Le nombre et la variété des intérêts qui sont en jeu, le séjour des missions diplomatiques (la France, la Belgique, l’Espagne, les États-Unis, la Grande-Bretagne, l’Italie, les Pays-Bas, le Portugal, la Russie entretiennent des ministres ou des chargé d’affaires) font de Tanger une ville à part, bien plus préoccupée de politique que d’affaires, sorte d’antichambre du Maroc où l’on s’arrête pour causer — et les conversations n’en finissent pas ! — avant de pénétrer par la porte espagnole ou par la porte française dans l’intérieur du Pays. La ville est administrée par une Commission d’hygiène et de voirie. Cette Commission est composée de membres qui sont, soit désignés par le corps diplomatique, soit élus par le Collège international qui assure l’administration municipale de la Ville sous la direction et avec l’assistance des autorités chérifiennes locales. D’importants organismes, comme la Banque d’État du Maroc, la Société de Régie des tabacs, le contrôle de la Dette, ont leur siège social à Tanger, ainsi que les diverses Commissions prévues par l’acte d’Algésiras, comme la Commission d’adjudication des travaux, etc. Un tabor de police français et un tabor de police espagnol assurent la tranquillité de la ville. Depuis dix ans qu’elle attend son statut, Tanger s’est habituée au régime provisoire. C’est qu’en définitive, au-dessus des intérêts européens et des passions que ces intérêts mêmes suscitent, malgré toutes les vicissitudes par lesquelles, depuis si longtemps, Tanger a dû passer, un principe permanent, une puissante autorité morale règnent toujours et règnent seuls : la souveraineté de Sa Majesté le Sultan. Cette souveraineté n’a subi et ne peut subir aucune atteinte, pas plus à Tanger que dans aucune autre partie de l’Empire chérifien. Pour les Musulmans de la zone internationalisée, comme pour ceux de Rabat ou de Mélilla, Moulay-Youssef est le chef religieux, seul maître incontesté et incontestable ; aussi bien est-ce auprès de sa personne que sont accrédités les ministres qui séjournent à Tanger et qui entretiennent avec lui et son gouvernement des relations diplomatiques par l’intermédiaire du Naib (représentant du Sultan à Tanger).
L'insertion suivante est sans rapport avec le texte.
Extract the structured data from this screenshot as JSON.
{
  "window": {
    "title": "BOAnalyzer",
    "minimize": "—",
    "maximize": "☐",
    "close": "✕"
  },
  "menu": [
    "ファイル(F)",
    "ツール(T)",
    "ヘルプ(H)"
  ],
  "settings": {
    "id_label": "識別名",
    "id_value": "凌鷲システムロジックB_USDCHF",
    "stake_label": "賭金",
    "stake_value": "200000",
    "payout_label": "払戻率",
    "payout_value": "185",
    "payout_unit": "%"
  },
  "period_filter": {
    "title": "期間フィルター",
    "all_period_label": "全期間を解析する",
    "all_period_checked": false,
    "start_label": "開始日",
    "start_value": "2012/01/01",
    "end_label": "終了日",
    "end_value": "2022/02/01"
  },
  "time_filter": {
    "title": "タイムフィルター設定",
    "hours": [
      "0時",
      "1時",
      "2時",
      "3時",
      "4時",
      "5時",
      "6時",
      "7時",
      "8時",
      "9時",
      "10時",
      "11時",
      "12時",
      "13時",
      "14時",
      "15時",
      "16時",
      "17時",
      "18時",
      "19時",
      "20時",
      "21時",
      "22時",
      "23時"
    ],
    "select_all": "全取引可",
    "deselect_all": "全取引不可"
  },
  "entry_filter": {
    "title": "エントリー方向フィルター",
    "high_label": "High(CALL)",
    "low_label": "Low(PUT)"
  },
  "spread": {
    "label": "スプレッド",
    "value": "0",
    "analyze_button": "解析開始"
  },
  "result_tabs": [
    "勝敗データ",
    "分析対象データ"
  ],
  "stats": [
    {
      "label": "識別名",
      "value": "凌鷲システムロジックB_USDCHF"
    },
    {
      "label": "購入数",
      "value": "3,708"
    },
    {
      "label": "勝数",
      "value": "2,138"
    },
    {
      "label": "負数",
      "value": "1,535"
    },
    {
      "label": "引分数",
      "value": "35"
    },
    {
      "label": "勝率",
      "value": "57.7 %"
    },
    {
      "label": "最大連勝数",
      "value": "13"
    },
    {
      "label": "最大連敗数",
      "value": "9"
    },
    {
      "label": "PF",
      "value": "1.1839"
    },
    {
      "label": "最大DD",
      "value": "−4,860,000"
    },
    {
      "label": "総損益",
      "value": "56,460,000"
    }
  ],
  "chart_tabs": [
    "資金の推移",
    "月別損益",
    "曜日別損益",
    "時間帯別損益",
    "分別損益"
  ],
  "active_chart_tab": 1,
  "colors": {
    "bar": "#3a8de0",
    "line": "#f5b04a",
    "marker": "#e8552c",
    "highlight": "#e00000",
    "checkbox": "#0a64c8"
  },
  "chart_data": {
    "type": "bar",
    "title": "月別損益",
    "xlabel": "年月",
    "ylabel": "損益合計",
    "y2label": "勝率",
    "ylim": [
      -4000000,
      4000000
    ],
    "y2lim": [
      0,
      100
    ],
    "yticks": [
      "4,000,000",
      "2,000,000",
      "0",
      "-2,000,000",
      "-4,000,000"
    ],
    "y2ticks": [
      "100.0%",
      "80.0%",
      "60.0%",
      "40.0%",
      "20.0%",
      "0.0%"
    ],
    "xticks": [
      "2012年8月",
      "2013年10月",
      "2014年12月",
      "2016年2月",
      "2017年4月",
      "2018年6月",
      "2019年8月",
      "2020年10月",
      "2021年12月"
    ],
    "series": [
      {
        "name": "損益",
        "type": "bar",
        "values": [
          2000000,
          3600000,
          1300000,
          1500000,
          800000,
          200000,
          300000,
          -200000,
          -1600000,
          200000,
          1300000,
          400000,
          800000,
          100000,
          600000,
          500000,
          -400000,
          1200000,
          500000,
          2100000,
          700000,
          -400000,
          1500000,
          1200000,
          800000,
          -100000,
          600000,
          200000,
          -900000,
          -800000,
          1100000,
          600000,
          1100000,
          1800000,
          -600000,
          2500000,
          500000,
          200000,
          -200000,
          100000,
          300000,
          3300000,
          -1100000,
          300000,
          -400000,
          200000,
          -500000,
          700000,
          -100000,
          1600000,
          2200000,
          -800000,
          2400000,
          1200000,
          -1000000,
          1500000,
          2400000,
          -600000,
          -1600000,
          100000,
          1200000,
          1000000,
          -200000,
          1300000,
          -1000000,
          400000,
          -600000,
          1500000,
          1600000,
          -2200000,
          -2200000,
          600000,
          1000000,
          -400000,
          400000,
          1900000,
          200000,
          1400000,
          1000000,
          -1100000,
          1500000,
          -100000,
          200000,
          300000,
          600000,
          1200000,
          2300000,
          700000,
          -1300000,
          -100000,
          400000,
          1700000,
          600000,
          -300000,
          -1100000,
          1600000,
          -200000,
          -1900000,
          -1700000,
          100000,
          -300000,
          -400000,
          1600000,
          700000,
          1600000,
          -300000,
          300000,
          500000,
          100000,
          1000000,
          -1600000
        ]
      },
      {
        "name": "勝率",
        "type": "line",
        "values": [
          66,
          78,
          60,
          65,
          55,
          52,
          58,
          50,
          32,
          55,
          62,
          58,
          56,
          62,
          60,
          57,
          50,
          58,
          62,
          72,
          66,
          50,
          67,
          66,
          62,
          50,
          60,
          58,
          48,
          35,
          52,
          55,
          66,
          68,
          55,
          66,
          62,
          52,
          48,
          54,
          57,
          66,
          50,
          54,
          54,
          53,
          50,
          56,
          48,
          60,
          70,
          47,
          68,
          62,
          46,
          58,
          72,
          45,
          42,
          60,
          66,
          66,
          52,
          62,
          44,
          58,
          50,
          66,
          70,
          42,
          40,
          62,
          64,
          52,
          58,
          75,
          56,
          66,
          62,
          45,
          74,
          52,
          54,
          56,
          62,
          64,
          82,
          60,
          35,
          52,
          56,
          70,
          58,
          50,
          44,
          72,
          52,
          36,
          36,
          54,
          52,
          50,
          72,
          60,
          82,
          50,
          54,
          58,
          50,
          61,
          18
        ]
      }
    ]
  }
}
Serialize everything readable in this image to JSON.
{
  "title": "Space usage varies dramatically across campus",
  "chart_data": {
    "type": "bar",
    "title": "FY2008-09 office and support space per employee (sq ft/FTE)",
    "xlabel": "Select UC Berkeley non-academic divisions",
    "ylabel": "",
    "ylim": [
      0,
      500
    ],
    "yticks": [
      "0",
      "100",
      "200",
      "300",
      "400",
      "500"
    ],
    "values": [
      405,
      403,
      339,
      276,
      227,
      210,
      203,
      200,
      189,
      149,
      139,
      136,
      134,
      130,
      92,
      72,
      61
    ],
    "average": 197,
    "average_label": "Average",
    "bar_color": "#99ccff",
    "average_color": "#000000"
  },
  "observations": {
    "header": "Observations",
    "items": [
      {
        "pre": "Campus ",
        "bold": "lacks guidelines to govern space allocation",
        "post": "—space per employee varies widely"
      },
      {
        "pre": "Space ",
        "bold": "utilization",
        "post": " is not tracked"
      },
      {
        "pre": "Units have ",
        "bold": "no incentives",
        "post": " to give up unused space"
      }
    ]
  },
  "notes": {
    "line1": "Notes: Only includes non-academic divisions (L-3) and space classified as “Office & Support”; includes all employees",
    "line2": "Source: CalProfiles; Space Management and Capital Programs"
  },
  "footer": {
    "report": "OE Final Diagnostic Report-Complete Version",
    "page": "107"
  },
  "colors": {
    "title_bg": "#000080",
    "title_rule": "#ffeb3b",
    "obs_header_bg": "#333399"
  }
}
Comment se pose donc aujourd’hui la question du statut définitif de Tanger ? Il y a deux manières de répondre, car nous nous trouvons en présence d’une solution d’ordre diplomatique et d’une solution inspirée par une opinion publique espagnole farouchement nationaliste.

Beaucoup d’Espagnols en effet — et non les moindres — veulent purement et simplement « désinternationaliser » si l’on ose dire ! Tanger, et cela au profit de l’Espagne. Depuis l’A. B. C., organe du parti mauriste — jusqu’à M. Lerroux, l’ancien leader républicain, une vigoureuse campagne est menée qui se résume dans les paroles que le député espagnol prononçait le 29 novembre dernier à la Chambre. « L’Espagne doit négocier pour que la zone de Tanger soit placée sous notre pouvoir… L’heure est venue maintenant de dire que Tanger ne peut être qu’espagnol ou si nous ne pouvons le faire espagnol il faut abandonner le Maroc ! » Les chefs de la droite s’associèrent, en donnant le signal des applaudissements, à ces affirmations d’un membre de la gauche.

Cette campagne ne se cantonne pas entre les murs du Parlement ou dans les colonnes de la Presse. M. Merry del Val, ambassadeur d’Espagne en Angleterre, dans une conférence qu’il a lue à la Société Royale de Géographie de Londres, a fait nettement allusion à « Tanger espagnol ». D’autre part la Société Royale de Géographie de Madrid a attribué récemment son grand prix à un ouvrage de M. Abelardo Marino Alvarez consacré au Maroc, dont la conclusion proclame que le « Maroc sans Tanger ne nous convient pas ». Et dans une poétique vision impérialiste, le lauréat de l’Académie à Madrid va même jusqu’à écrire :

Il n’y aura aucune entrave pour nous arrêter. Nos frontières iront des Pyrénées à l’Atlas, de l’Atlas au Sahara, du Sahara à l’Océan. Et de l’autre côté des flots, — car l’Atlantique doit être notre Mer Intérieure — se trouvera l’autre Espagne, celle des Amazones, du Plata et du Popocatépelct.

Les Ibéro-Berbères de l’Espagne, du Portugal, de l’Amérique, du Maroc et du reste de l’Afrique du Nord — en un puissant empire qui rappellera celui de l’Atlantide — renoueront les liens rompus de la race commune et, continuant la glorieuse tradition historiques constitueront un facteur décisif pour le progrès de l’humanité dans l’avenir.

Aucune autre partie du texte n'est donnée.